Самолет поднялся повыше. Солнце, уже опустившееся было за горизонт, когда они были на земле, теперь снова стало видимым и озарило желто-красные леса внизу.
– Пересекаем границу! – крикнула Таня.
Дима зааплодировал. Оба парня зашли в кабину и увидели внизу, под ними, пересекавшую лес змею колючей проволоки, от которой они стремительно удалялись.
– Браво, пилотша! – закричал Дима.
– У меня, господа, есть для вас две новости, – сказала Таня. – Хорошая и плохая. С какой начинать?
– С плохой, – сказал Дима.
– Горючего у нас мало.
– А хорошая?
– В самолете есть три парашюта.
Друзья захохотали, как полоумные.
«Сессна» удалялась на запад.
Прошло три месяца.
БП похоронили на Ваганьковском кладбище. Чудесный полированный гроб с позолоченными ручками стоил одиннадцать тысяч долларов. Голова БП была прикрыта шелковым платком. На траурной церемонии присутствовала вся бандитская Москва, поэтому с раннего утра кладбище было оцеплено ОМОНом, а затесавшиеся в толпу провожающих оперативники без устали снимали гостей скрытыми видеокамерами. «Московский комсомолец» опубликовал некролог. Было множество венков, в том числе от Госдумы и мэрии. Надгробную речь произносил известный певец Иосиф Тромбон.
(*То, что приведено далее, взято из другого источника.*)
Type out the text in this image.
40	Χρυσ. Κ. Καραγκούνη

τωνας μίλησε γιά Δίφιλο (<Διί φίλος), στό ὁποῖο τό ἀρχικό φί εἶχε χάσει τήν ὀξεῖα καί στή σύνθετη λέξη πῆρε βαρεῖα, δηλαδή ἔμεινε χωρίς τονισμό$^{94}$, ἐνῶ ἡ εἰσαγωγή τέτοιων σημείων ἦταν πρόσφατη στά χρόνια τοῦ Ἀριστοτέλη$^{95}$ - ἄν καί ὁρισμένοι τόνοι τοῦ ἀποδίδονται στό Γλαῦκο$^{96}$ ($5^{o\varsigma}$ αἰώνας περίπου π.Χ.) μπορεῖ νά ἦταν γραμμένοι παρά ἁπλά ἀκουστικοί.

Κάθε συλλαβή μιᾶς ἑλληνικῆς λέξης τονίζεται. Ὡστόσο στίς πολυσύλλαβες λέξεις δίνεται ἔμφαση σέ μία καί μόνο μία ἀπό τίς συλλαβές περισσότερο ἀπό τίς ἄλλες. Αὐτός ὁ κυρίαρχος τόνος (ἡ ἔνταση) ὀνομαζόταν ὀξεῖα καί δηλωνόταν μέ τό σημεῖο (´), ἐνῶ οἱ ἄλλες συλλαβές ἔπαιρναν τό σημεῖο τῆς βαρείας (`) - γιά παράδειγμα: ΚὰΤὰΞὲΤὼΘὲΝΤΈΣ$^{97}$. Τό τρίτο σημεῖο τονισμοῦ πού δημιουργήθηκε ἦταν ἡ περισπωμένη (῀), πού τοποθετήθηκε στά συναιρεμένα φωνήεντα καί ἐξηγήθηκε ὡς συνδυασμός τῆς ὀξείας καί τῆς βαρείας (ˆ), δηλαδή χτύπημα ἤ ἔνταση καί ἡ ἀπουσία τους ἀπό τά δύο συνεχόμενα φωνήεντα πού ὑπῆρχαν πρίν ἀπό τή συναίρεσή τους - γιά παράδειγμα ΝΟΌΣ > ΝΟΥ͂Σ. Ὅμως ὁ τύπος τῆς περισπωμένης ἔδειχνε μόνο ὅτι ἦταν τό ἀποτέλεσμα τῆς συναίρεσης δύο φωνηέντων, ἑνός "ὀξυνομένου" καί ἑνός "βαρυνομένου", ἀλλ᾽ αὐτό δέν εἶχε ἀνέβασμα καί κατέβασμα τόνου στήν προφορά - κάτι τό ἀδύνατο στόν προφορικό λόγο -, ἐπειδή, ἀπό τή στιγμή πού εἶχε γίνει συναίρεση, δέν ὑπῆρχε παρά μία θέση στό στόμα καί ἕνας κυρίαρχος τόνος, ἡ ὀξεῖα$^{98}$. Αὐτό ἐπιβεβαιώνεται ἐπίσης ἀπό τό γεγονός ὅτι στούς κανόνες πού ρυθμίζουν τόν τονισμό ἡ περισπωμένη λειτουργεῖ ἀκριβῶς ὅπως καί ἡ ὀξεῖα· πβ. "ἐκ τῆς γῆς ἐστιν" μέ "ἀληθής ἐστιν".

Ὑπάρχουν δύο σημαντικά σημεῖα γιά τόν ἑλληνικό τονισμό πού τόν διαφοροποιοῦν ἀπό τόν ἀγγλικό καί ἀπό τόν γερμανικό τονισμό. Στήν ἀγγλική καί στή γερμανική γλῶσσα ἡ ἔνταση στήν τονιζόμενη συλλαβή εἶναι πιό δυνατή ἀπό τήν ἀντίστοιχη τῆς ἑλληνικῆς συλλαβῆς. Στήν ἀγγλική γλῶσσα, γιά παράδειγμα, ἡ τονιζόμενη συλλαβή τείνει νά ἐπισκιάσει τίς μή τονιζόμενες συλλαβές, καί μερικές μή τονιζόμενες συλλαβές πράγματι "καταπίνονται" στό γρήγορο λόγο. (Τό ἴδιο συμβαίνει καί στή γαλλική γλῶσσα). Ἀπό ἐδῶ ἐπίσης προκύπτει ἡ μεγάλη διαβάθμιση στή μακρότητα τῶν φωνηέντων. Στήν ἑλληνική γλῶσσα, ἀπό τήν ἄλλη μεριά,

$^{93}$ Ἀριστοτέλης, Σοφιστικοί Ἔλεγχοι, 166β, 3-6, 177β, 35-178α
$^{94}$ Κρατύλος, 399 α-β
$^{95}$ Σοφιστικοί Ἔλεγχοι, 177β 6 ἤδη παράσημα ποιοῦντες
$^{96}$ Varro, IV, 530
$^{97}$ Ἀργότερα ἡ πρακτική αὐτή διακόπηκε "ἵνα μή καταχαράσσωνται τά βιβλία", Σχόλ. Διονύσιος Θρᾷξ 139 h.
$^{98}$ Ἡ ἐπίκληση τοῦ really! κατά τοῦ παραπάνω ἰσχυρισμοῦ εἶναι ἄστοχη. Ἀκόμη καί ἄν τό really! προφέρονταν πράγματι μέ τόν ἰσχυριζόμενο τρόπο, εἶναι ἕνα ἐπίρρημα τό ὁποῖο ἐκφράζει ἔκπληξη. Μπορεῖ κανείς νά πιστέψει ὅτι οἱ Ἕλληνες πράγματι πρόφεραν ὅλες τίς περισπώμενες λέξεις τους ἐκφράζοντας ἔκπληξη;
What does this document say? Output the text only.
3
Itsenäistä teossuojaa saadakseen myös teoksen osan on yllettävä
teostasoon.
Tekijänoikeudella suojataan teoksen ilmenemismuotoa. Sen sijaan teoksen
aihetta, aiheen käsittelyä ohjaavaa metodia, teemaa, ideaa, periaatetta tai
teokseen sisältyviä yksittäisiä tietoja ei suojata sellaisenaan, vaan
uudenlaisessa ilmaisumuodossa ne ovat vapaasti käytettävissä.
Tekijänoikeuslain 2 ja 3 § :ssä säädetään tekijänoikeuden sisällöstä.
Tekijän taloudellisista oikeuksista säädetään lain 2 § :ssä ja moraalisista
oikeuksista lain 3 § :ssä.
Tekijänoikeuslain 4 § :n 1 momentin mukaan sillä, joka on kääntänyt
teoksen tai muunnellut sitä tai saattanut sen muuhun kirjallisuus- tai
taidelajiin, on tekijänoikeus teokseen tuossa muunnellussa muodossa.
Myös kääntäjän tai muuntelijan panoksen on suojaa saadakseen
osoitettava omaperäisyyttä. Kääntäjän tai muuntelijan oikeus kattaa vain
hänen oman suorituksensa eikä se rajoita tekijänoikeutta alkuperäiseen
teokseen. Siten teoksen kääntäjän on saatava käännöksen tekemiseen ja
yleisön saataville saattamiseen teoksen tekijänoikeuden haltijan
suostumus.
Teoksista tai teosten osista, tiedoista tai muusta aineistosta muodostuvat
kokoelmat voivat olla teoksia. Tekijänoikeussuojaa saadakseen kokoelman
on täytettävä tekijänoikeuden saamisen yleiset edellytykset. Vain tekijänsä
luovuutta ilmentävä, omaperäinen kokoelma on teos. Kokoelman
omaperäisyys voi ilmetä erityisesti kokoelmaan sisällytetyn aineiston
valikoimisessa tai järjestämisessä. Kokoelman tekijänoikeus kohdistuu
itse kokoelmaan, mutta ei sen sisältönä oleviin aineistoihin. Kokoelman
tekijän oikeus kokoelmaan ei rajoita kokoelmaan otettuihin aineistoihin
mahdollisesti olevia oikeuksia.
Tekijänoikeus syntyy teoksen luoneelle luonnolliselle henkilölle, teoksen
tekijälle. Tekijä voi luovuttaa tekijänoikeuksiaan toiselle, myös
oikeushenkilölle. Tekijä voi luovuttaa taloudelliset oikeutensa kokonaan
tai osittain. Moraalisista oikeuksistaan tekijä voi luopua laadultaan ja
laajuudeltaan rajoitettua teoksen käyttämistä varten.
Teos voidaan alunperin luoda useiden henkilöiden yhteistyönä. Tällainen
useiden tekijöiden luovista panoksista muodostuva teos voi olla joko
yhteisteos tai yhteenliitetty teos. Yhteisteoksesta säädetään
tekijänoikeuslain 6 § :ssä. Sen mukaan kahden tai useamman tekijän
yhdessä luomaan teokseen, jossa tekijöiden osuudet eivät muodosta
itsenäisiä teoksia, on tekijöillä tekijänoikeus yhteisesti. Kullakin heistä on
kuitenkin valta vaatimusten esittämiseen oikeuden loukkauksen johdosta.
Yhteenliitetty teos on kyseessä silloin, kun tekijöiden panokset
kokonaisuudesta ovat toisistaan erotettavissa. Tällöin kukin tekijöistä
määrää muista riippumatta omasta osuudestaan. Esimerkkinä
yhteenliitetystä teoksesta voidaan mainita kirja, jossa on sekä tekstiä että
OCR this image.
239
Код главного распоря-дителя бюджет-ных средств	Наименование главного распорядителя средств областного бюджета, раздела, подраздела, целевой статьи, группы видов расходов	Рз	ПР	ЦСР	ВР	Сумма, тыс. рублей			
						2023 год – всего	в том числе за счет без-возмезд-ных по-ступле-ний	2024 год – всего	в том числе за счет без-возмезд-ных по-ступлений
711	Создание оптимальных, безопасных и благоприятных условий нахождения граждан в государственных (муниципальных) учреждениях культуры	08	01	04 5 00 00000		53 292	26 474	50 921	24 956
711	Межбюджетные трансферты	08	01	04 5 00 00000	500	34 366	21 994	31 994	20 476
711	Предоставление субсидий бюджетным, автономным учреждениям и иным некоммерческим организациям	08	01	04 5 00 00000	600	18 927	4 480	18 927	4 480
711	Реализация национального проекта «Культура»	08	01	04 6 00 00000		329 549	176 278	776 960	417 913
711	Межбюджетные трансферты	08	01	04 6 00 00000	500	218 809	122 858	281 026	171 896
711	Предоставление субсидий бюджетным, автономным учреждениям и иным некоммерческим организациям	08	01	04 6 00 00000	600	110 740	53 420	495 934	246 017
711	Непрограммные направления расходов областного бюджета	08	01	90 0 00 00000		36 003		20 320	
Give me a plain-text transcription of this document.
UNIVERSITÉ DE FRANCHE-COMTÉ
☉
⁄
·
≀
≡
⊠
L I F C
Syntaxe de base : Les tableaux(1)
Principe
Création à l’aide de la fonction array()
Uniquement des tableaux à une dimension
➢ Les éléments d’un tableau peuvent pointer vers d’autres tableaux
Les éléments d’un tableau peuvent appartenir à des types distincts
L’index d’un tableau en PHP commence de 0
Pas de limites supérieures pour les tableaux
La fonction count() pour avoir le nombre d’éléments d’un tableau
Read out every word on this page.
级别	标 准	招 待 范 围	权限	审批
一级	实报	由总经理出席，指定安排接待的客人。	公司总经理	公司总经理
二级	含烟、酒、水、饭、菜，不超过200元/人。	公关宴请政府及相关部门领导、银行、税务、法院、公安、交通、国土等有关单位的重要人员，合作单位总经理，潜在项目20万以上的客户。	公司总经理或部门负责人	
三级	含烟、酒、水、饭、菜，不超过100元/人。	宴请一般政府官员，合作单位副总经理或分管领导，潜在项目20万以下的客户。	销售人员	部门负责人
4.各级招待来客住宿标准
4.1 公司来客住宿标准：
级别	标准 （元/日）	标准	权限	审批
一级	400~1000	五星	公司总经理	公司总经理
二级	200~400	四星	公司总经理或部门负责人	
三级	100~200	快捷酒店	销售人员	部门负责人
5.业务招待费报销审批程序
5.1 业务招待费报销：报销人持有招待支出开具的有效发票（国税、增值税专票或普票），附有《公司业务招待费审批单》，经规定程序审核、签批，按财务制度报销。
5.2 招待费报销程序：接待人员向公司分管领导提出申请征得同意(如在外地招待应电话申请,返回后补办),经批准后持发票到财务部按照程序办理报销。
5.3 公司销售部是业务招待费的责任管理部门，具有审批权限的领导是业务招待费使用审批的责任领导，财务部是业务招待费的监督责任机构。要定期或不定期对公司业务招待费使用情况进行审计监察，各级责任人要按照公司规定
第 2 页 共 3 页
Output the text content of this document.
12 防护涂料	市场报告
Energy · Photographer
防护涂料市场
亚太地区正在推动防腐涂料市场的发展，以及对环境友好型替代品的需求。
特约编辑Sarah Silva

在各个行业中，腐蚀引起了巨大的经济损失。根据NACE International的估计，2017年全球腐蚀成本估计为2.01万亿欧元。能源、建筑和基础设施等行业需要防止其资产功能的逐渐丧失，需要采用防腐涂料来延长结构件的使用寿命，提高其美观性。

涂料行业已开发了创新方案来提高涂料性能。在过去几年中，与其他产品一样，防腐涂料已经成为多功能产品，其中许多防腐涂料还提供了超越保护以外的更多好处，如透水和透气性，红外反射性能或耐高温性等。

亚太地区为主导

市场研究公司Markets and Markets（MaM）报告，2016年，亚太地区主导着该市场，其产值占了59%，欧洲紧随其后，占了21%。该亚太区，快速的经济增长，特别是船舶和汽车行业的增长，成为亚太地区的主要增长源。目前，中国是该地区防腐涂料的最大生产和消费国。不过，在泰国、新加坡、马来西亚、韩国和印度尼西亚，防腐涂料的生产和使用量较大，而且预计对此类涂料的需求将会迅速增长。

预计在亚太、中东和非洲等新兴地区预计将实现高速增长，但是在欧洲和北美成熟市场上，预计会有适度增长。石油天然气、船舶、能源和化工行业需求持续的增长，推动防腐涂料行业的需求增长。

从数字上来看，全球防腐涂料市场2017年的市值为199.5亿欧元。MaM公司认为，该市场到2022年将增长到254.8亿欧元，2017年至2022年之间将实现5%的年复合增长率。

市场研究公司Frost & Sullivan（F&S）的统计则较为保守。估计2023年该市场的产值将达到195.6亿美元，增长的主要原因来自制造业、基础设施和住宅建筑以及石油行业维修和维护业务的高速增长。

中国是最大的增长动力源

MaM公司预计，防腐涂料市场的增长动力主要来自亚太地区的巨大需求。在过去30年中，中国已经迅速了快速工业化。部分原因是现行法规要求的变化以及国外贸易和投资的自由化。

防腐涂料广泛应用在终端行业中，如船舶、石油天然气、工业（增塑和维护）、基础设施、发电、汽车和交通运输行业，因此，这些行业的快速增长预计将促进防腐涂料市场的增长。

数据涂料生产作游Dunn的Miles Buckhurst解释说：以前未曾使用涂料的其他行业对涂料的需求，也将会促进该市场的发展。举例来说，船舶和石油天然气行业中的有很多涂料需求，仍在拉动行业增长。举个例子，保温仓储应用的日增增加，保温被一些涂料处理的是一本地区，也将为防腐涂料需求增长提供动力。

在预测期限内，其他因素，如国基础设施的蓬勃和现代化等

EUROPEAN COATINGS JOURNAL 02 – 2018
Синеглазова похоронили днем раньше. Прощание было попроще. На Котляковское кладбище съехались лишь немногочисленные «товарищи по работе». Столичный бомонд отсутствовал. Гроб был подешевле, зато хоронили Синеглазова, в отличие от БП, с открытым лицом, которому гример придал безмятежное и благостное выражение.
Прочие бандиты, принимавшие участие в неудавшемся задержании наших друзей, – Марк, Синица, Гера и другие – поселились в следственном изоляторе знаменитых питерских Крестов. В отношении их ведется следствие. Им светит в среднем по семь лет на каждого.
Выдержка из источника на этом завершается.